Tuesday, April 3, 2012

Wuthering Heights, or Heathcliff is Such a Bastard, Amirite?

So this week I read Emily Bronte's Wuthering Heights (1847) and watched the Masterpiece Theater version from 2009. First off, there's literally only one worthwhile person in the whole book, and that's Nelly, our narrator. Every other character is either incredibly evil (Heathcliff) or spoiled (Cathy, Linton, Edgar, Isabella Cathy II...). And it becomes incredibly difficult to understand why Heathcliff and Cathy's relationship is so romanticized. I mean, she dies halfway through the book! It's hardly about her. And Heathcliff is such a terrible person that he can hardly be termed a Byronic hero at all. I mean, the Byronic hero is meant to earn redemption through his or his lovers actions, right? If we take Rochester as our quintessential Byronic hero (which he is) then Heathcliff doesn't count.

Which leads me to my next question: who is supposed to be the protagonist of this novel? Nelly? Lockwood? Don't get me started. They're the perfect narrators. And every other major character is only around for half the novel, or is Heathcliff. And while Heathcliff certainly creates conflict and makes the story unfold, those are hardly the actions of a protagonist, really. Villains act, while heroes react. But there's nobody to react against Heathcliff.

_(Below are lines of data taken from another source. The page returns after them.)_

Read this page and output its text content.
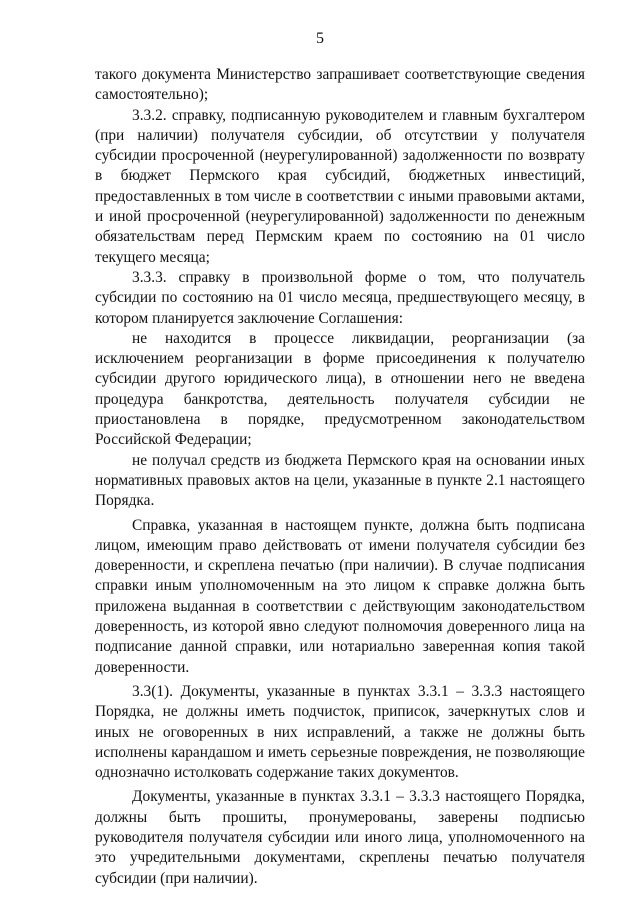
5

такого документа Министерство запрашивает соответствующие сведения самостоятельно);

3.3.2. справку, подписанную руководителем и главным бухгалтером (при наличии) получателя субсидии, об отсутствии у получателя субсидии просроченной (неурегулированной) задолженности по возврату в бюджет Пермского края субсидий, бюджетных инвестиций, предоставленных в том числе в соответствии с иными правовыми актами, и иной просроченной (неурегулированной) задолженности по денежным обязательствам перед Пермским краем по состоянию на 01 число текущего месяца;

3.3.3. справку в произвольной форме о том, что получатель субсидии по состоянию на 01 число месяца, предшествующего месяцу, в котором планируется заключение Соглашения:

не находится в процессе ликвидации, реорганизации (за исключением реорганизации в форме присоединения к получателю субсидии другого юридического лица), в отношении него не введена процедура банкротства, деятельность получателя субсидии не приостановлена в порядке, предусмотренном законодательством Российской Федерации;

не получал средств из бюджета Пермского края на основании иных нормативных правовых актов на цели, указанные в пункте 2.1 настоящего Порядка.

Справка, указанная в настоящем пункте, должна быть подписана лицом, имеющим право действовать от имени получателя субсидии без доверенности, и скреплена печатью (при наличии). В случае подписания справки иным уполномоченным на это лицом к справке должна быть приложена выданная в соответствии с действующим законодательством доверенность, из которой явно следуют полномочия доверенного лица на подписание данной справки, или нотариально заверенная копия такой доверенности.

3.3(1). Документы, указанные в пунктах 3.3.1 – 3.3.3 настоящего Порядка, не должны иметь подчисток, приписок, зачеркнутых слов и иных не оговоренных в них исправлений, а также не должны быть исполнены карандашом и иметь серьезные повреждения, не позволяющие однозначно истолковать содержание таких документов.

Документы, указанные в пунктах 3.3.1 – 3.3.3 настоящего Порядка, должны быть прошиты, пронумерованы, заверены подписью руководителя получателя субсидии или иного лица, уполномоченного на это учредительными документами, скреплены печатью получателя субсидии (при наличии).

So Cathy, meanwhile, is a madwoman in the attic character. Even disregarding the fact that she literally goes mad, her obsession with Heathcliff--they're sharing a soul especially--is incredibly off-kilter. Furthermore, she is constantly being contained by the Grange or the Heights, both as a child and as an adult. Her daughter's cloistering amounts to almost the same treatment.

I think one of the major themes that runs through the novel is that evil begets evil. Everything that Heathcliff does (that anybody else does) is a reaction to the wrongs done to them by others. And given this theme, the very abhuman-human nature of Heathcliff should be examined in detail. More than once we have him described as a fiend or demon--his actions certainly correspond. The other abhuman-humans we've encountered (I'm thinking specifically of the vampiric Tulkinghorn from Bleak House) have corresponded to their Gothic roles even without the need of the supernatural.